Show that the circle $\{(x, y) ∈ R^2 : x^2 +y^2 = 1\}$ is not homeomorphic to the closed unit interval $[0,1] ⊆ \mathbb R$. I am required to show that the circle $\{(x, y) ∈ \mathbb{R}^2 : x^2 +y^2 = 1\}$ (with the subspace topology induced from the usual one in $\mathbb{R}^2$ ) is not homeomorphic to the closed unit interval $[0,1] ⊆ \mathbb{R}$.
So far I have: 
Suppose for a contradiction there exists a homeomorphism between $[0,1]$ and $S^1$, then there is a homeomorphism between $[0,1]\setminus \{\frac{1}{2}\}$ and $S^1 \setminus \{f(\frac{1}{2})\} $. I am trying to justify now that the domain is now disconnected but the codomain is still connected, and this cannot hold is two sets are homeomorphic to each other. How would one correctly argue that the domain is disconnected? Are my arguments sound until this point?
Thanks in advance.
 A: This is a basic property of intervals: if $\;I\;$ is any interval and $\;a\;$ is any interior point, then $\;I\setminus\{a\}\;$ is no longer an interval (and thus disconnected).
Or also Define
$$f:[0,1]\setminus\left\{\frac12\right\}\to\left\{0,\,1\right\}\;,\;\;f(x)=\begin{cases}0,\,&0\le x<\frac12\\{}\\1,\,&\frac12<x\le1\end{cases}$$
Then $\;f\;$ is a continuous surjection and thus the domain must be disconnected (the set $\;\{0,1\}\;$ with the inherited topology from $\;\Bbb R\;$ , i.e. it is a discrete space with two points)
A: Your argumentation is sound; The only thing missing are indeed proofs of the domain being disconnected and the codomain being connected.
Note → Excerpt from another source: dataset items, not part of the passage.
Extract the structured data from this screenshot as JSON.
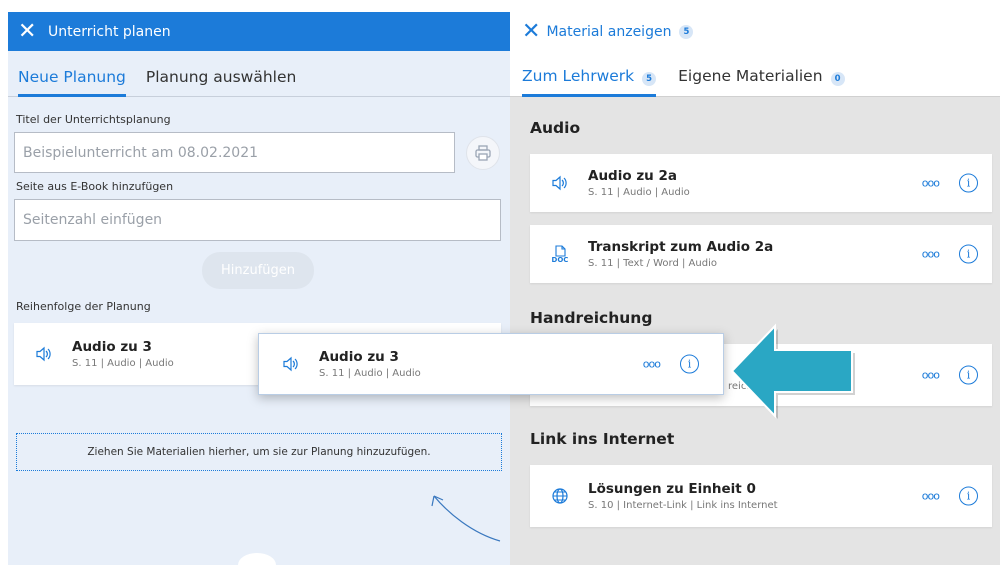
{
  "left": {
    "header_title": "Unterricht planen",
    "tabs": [
      {
        "label": "Neue Planung"
      },
      {
        "label": "Planung auswählen"
      }
    ],
    "title_label": "Titel der Unterrichtsplanung",
    "title_value": "Beispielunterricht am 08.02.2021",
    "page_label": "Seite aus E-Book hinzufügen",
    "page_placeholder": "Seitenzahl einfügen",
    "add_button": "Hinzufügen",
    "order_label": "Reihenfolge der Planung",
    "plan_item": {
      "title": "Audio zu 3",
      "meta": "S. 11 | Audio | Audio"
    },
    "drop_hint": "Ziehen Sie Materialien hierher, um sie zur Planung hinzuzufügen."
  },
  "right": {
    "header_title": "Material anzeigen",
    "header_count": "5",
    "tabs": [
      {
        "label": "Zum Lehrwerk",
        "count": "5"
      },
      {
        "label": "Eigene Materialien",
        "count": "0"
      }
    ],
    "sections": [
      {
        "title": "Audio",
        "items": [
          {
            "title": "Audio zu 2a",
            "meta": "S. 11 | Audio | Audio",
            "icon": "speaker-icon"
          },
          {
            "title": "Transkript zum Audio 2a",
            "meta": "S. 11 | Text / Word | Audio",
            "icon": "doc-icon",
            "icon_text": "DOC"
          }
        ]
      },
      {
        "title": "Handreichung",
        "items": [
          {
            "visible_fragment": "reichun"
          }
        ]
      },
      {
        "title": "Link ins Internet",
        "items": [
          {
            "title": "Lösungen zu Einheit 0",
            "meta": "S. 10 | Internet-Link | Link ins Internet",
            "icon": "globe-icon"
          }
        ]
      }
    ]
  },
  "drag_item": {
    "title": "Audio zu 3",
    "meta": "S. 11 | Audio | Audio"
  },
  "icons": {
    "more": "ooo",
    "info": "i",
    "close": "✕"
  },
  "colors": {
    "accent": "#1c7bd9",
    "arrow": "#2aa7c4",
    "left_bg": "#e8eff9",
    "right_bg": "#e4e4e4"
  }
}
I will provide them below.

After removing the point $\frac{1}{2}$ from $I = [0,1]$ you are left with $I' = [0, 1] \setminus \{ \frac{1}{2} \}$. 
$I'$ is disconnected: It can be written as the disjoint union of $[0, \frac{1}{2})$ and $( \frac{1}{2}, 1]$, which are both open in $I'$ since they are open in $I$.
However, $S' := S^1 \setminus \{ f(\frac{1}{2}) \}$ is path-connected and hence connected: Any two points $a,b \in S'$ can be written in polar coordinates
$$
a = (\cos \alpha, \sin\alpha) ~~,~~
b = (\cos \beta, \sin\beta) ~~,~~
f(\tfrac{1}{2}) = (\cos \gamma, \sin\gamma) 
$$
with $\alpha, \beta, \gamma \in [0, 2\pi)$.
Based on this, we can define a continuous path in $S^1$ connecting $a$ and $b$. If $\alpha \leq \gamma \leq \beta$, we take the path
\begin{align}
p : [0,1] \rightarrow S^1 ~&;~ \theta \mapsto  
\big(
~\cos(\beta + \theta(2\pi - \beta + \alpha) ), ~\sin(\beta + \theta(2\pi - \beta + \alpha ) 
~\big)
\end{align}
and otherwise
\begin{align}
p : [0,1] \rightarrow S^1 ~&;~ \theta \mapsto  
\big(
~\cos(\alpha + \theta(\beta - \alpha) ), ~\sin(\alpha + \theta(\beta - \alpha) 
~\big)
\end{align}
In either case, $p$ is continuous and does not contain $f(\frac{1}{2})$, so it is also a continuous path between $a$ and $b$ if we restrict it to $S'$.